Del Toro soigne ses acteurs en leur offrant de superbes plans, dans lesquels ils exécutent sans broncher cascades surhumaines et prises de Kung-fu dignes des films de Tsui Hark. Les combats s'enchaînent sans jamais se répéter, ce qui est d'ordinaire l'écueil de ce genre de films qui finissent par lasser le spectateur au bout d'une demi-heure : ici, tous les styles d'affrontements sont revisités. Du combat de rue au duel de western, du ninja armé de sabres au carnage le plus salissant, jusqu'au duel de fin qui passe du Kung-fu à la boxe, et enfin au catch !

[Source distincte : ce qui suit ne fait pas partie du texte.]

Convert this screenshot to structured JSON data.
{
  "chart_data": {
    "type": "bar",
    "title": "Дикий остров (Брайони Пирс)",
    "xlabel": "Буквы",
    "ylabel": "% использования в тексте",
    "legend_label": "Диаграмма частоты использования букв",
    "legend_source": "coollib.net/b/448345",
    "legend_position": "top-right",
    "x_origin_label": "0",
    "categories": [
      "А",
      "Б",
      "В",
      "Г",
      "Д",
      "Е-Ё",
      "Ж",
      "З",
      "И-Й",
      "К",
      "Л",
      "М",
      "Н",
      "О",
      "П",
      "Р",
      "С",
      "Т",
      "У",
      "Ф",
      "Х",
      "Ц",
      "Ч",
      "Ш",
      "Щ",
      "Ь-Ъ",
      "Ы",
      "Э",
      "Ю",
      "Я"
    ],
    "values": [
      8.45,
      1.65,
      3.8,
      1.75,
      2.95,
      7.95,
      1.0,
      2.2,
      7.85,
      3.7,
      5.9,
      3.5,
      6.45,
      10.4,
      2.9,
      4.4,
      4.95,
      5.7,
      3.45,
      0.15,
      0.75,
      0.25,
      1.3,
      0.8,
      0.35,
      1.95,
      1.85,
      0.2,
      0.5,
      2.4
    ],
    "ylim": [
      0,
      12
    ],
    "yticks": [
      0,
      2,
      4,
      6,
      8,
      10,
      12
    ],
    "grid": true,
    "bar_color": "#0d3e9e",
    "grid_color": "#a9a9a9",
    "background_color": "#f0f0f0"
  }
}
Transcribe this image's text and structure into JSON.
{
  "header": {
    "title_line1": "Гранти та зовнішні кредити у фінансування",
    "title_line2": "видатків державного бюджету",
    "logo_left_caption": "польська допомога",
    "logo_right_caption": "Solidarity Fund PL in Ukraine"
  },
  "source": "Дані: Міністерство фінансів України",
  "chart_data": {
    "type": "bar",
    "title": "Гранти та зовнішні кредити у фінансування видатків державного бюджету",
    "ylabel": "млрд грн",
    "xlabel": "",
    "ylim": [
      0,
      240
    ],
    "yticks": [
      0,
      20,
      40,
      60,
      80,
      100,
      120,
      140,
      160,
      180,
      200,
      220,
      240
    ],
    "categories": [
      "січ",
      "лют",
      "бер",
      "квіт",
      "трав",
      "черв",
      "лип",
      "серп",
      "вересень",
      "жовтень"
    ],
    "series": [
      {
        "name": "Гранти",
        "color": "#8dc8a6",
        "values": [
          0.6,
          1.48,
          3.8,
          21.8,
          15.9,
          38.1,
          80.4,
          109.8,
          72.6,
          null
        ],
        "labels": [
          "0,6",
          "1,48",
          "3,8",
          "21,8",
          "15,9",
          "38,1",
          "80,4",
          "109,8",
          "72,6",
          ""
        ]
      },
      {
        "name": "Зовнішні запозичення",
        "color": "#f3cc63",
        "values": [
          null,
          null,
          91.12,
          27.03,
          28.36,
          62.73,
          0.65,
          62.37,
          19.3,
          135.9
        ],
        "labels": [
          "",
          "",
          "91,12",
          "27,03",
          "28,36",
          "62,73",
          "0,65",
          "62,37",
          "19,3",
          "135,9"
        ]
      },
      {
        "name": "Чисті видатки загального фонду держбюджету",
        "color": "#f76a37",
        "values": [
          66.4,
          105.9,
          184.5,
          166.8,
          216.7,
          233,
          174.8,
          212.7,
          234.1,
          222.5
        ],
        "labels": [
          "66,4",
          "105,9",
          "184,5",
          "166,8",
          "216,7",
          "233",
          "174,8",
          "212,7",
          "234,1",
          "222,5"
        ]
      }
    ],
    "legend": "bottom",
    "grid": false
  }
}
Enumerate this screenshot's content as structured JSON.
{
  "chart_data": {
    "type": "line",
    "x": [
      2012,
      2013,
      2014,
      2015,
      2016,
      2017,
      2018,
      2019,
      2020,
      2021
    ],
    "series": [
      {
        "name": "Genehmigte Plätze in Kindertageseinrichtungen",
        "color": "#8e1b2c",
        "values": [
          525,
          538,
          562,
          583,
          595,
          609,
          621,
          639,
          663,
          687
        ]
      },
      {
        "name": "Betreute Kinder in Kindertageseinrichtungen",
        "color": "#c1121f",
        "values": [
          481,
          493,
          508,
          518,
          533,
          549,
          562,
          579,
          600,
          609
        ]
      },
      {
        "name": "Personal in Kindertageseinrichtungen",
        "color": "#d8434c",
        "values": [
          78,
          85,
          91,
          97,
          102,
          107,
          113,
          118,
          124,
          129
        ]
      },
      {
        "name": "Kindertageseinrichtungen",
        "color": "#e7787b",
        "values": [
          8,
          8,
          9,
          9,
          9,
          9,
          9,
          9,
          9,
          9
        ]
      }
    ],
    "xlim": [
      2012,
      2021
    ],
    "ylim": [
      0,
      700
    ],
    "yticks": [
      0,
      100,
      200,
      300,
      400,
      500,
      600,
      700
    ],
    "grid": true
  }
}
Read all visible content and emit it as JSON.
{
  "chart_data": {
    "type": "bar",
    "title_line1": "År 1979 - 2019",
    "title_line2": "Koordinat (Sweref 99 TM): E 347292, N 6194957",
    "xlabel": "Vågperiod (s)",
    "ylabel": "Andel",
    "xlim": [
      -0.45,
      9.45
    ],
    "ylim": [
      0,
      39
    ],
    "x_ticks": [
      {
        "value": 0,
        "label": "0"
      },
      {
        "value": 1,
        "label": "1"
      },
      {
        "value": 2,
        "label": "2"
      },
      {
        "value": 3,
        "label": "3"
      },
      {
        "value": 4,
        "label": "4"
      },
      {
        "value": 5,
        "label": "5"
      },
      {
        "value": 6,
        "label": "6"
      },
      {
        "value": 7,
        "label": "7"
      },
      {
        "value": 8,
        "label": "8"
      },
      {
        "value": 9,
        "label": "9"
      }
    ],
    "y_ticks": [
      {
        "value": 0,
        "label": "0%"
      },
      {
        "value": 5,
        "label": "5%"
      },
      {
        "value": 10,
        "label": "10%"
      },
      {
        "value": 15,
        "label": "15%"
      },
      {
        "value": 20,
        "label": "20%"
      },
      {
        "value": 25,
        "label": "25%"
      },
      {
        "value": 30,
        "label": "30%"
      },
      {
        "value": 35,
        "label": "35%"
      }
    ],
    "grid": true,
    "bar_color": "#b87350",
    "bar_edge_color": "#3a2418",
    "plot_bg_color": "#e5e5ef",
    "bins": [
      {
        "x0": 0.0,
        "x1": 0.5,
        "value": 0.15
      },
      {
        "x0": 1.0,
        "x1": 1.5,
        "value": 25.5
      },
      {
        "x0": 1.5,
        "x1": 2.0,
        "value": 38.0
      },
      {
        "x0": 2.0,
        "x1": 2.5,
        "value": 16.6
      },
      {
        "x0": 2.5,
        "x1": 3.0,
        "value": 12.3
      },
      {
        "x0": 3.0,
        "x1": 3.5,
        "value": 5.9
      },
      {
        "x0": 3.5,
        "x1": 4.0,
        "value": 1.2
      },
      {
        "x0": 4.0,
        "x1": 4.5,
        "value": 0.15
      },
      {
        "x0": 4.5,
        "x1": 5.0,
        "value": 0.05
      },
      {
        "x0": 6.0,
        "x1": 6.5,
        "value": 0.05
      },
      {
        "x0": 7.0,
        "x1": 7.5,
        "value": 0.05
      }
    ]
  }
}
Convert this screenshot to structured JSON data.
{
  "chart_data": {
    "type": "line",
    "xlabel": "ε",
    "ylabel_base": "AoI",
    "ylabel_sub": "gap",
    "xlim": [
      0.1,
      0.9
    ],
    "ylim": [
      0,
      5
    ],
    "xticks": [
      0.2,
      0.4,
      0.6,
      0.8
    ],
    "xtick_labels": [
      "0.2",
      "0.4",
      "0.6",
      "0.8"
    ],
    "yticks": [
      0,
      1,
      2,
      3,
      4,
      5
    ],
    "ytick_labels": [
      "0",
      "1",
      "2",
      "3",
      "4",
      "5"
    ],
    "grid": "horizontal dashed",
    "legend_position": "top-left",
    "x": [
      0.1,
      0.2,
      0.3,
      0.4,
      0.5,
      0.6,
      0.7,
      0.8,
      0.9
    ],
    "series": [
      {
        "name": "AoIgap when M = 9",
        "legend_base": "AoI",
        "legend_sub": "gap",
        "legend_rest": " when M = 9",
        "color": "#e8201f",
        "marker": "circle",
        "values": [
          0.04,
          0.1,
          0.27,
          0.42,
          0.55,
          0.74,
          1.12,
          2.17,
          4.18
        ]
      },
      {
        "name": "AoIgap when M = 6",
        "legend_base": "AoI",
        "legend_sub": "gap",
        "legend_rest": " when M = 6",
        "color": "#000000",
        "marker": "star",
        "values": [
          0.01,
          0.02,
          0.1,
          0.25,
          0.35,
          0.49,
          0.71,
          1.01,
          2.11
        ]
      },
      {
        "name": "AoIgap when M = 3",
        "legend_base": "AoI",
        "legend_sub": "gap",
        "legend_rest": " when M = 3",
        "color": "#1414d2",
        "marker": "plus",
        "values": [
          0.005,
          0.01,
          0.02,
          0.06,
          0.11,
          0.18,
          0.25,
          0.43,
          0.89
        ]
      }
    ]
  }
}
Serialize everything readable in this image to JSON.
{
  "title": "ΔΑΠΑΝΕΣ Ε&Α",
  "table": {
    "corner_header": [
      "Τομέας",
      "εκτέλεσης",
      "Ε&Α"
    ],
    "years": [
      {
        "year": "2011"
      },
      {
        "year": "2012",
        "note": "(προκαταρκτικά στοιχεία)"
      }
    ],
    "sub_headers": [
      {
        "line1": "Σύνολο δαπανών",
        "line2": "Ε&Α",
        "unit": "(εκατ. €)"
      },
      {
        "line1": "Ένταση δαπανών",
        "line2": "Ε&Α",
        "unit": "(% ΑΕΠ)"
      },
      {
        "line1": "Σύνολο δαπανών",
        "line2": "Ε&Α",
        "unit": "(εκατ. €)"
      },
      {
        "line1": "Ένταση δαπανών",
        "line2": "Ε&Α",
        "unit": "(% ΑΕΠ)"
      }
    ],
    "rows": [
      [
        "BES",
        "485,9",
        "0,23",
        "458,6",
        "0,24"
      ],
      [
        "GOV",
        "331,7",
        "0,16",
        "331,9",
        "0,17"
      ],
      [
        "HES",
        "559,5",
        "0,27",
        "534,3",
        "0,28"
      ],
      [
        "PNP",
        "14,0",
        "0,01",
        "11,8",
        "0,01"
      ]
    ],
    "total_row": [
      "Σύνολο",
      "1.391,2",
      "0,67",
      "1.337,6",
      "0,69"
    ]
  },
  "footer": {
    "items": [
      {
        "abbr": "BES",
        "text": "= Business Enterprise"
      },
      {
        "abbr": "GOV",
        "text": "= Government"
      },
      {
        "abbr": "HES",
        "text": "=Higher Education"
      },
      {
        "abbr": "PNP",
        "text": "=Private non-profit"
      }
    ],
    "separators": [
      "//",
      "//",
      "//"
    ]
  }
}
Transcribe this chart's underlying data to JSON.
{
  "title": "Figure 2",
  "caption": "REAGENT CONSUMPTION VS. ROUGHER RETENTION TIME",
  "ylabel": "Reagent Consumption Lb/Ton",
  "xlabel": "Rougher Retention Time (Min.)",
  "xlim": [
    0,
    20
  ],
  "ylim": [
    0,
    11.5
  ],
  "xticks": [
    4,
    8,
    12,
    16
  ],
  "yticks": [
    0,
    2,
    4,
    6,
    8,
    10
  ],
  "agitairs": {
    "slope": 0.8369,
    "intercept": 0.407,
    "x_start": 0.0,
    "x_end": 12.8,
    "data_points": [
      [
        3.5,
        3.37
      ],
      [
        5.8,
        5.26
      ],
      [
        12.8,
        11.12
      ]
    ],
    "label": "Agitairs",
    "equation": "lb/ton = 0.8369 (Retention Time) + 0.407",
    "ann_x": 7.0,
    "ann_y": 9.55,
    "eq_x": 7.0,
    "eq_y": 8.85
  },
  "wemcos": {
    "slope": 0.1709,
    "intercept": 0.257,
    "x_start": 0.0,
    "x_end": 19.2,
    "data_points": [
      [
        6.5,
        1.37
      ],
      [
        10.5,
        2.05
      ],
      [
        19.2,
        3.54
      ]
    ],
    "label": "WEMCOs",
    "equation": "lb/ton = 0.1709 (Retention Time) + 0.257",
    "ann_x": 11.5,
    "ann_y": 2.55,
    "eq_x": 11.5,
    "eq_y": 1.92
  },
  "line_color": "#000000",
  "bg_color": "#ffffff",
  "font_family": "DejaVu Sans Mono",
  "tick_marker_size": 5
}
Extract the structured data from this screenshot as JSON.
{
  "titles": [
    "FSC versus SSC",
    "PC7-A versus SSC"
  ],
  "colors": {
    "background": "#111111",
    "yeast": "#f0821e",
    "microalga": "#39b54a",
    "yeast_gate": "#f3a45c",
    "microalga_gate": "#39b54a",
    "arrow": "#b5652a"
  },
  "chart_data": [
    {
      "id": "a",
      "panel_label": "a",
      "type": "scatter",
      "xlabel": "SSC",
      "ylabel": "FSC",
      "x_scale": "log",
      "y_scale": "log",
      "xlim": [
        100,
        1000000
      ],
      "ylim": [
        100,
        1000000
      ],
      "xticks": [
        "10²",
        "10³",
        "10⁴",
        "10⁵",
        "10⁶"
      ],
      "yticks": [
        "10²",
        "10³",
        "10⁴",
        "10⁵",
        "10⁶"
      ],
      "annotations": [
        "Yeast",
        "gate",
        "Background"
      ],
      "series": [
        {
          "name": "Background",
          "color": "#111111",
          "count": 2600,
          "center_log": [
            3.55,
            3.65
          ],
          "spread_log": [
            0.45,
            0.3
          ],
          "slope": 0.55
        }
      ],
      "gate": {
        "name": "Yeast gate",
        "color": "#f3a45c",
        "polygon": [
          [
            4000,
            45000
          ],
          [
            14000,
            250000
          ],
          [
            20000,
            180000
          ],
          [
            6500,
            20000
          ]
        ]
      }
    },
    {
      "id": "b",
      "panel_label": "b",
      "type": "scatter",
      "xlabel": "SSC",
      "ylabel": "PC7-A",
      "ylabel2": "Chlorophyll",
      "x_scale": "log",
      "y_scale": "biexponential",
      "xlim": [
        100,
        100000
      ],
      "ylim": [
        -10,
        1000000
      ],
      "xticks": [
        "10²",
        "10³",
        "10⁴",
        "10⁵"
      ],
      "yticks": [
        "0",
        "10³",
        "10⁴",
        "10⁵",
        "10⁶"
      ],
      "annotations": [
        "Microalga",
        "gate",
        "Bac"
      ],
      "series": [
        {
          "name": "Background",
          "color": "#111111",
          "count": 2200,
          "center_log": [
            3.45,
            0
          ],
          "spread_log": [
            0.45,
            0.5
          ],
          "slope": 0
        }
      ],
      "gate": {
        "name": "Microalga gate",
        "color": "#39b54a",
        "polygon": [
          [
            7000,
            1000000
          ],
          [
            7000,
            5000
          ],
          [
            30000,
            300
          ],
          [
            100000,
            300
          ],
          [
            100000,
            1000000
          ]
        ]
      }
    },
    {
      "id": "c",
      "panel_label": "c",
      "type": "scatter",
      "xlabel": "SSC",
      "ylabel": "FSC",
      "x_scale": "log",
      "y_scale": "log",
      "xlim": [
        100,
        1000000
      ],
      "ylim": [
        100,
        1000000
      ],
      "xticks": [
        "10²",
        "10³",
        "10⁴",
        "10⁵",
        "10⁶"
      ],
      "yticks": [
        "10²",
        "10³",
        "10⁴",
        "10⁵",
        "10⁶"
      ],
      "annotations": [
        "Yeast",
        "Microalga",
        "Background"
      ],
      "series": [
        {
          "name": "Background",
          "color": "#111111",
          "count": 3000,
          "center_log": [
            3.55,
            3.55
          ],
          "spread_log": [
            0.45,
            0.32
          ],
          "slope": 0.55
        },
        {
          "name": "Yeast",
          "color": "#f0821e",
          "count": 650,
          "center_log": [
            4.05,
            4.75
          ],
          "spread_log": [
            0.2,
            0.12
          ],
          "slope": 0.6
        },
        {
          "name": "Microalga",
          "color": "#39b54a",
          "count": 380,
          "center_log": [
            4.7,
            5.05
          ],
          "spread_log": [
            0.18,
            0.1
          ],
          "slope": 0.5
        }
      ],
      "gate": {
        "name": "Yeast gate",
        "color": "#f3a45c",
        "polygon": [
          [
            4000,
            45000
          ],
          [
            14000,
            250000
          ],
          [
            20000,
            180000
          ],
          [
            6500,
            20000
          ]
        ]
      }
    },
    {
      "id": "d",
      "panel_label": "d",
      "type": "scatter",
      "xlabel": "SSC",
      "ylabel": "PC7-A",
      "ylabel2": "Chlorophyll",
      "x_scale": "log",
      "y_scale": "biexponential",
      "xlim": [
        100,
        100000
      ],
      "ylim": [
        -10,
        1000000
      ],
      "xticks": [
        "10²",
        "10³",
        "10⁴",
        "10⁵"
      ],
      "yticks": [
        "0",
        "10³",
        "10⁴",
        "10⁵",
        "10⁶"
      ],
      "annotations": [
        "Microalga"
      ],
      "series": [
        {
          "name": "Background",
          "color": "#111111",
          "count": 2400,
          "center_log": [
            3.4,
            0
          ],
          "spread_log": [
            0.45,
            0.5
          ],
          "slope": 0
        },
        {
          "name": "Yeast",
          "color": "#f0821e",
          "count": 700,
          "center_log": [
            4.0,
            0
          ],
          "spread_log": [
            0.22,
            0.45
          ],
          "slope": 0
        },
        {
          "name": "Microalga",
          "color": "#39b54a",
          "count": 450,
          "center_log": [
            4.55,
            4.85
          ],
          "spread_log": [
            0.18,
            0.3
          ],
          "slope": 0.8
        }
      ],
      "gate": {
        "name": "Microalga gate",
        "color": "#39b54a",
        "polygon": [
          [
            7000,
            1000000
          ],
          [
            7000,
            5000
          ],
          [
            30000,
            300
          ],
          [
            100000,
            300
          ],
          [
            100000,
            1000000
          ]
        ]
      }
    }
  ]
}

Un film « too much » donc, qui assume avec fierté son unique but de divertir et de placer haut la barre sur le plan du rythme et de l'horreur, puisque
Blade II est franchement saignant ; et même bien gore lors d'une séquence d'autopsie anthologique, chose peu courante dans un film destiné malgré tout à un large public. En admettant que c'est l'été, que les examens sont finis et que chaque film ne doit pas nécessairement engendrer la philosophie, on prend un réel plaisir à suivre les aventures de Blade et de ses gais compagnons. D'aucuns diront que « c'est pour les garçons », ce qui n'est pas très gentil : il y avait environ 50% de filles dans la salle, et elles s'amusaient toutes autant que moi. Maintenant, on a aussi le droit de trouver tout ça complètement idiot.
article de "Sylvain Tavernier" <syltavernier@wanadoo.fr> -© juillet 2002

Scénario David S. Goyer. Avec : Wesley Snipes, Kris Kristofferson, Ron Perlman, Leonor Varela, Norman Reedus, Thomas Kretschmann, Luke Goss, Matthew Schulze, Danny John Jules, Donnie Yen, Karel Roden . Durée: 1h50. USA 2002.

Del Toro négocie actuellement avec Dreamworks pour adapter la nouvelle de H. P. Lovecraft At the mountains of madness (Les montagnes hallucinées, 1931. Tome 1 de l'édition Lacassin, Laffont Bouquins).

Le scénario serait écrit avec Matthew Robbins, son partenaire de Mimic. C'est l'histoire d'une expédition antarctique de l'Université de Miskatonic, qui découvre les traces d'une ancienne civilisation et réveille ceux que Lovecraft appelle "les Anciens Dieux".